Our best philosophy of science has taught us the extent to which our epistemology creates our world. Not only reason and empiricism but faith, hope, and compassion play a major role in constellating reality. And this is perhaps the underlying message of our modern Enlightenment's unexpected darkening of the world: At the heart of cognition is a moral dimension. To assume that purpose, meaning, and conscious intelligence are solely attributes of the human being, and that the great cosmos itself is a soulless void, reflects an invisible act of cosmic hubris on the part of the modern self that has come back to haunt us, as in a Greek tragedy, with the alienation of the modern psyche in a disenchanted universe and a rapidly deteriorating planetary ecosystem. In essence, our task may be to move from an I-It relationship with the universe, to an I-Thou relationship: from objectification to intimacy.

I believe we have a choice. There are many possible universes, many possible meanings, floating through us. We are not solitary separate subjects in a meaningless universe of objects upon which we can and must impose our egocentric will. Nor are we just empty vessels, as it were, on automatic, passively playing out the intentions of the world soul, the anima mundi. Rather, we are creative participants, as autonomous yet embedded interpreters, in a co-evolutionary unfolding of reality. And critical to that participation is the role of love as a radical openness to the other, an openness to mystery, an affirmation of the universe as Thou rather than It. With that insight, once again our knowledge will be seen to be intimately connected with our moral and aesthetic aspirations, the True intimately connected with the Good and the Beautiful.

May I end with a statement from Vaclav Havel, spoken during a visit to California six years ago?

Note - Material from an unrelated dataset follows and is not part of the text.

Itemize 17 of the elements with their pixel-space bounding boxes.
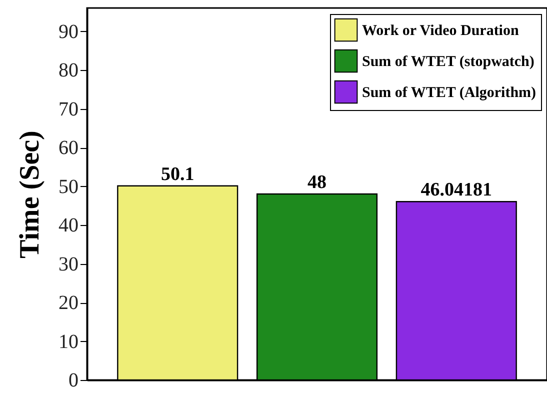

Planetary democracy does not yet exist, but our global civilization is already preparing a place for it: It is the very Earth we inhabit, linked with Heaven above us.
Only in this setting can the mutuality and the commonality of the human race be newly created, with reverence and gratitude for that which transcends each of us, and all of us together. The authority of a world democratic order simply cannot be built on anything else but the revitalized authority of the universe.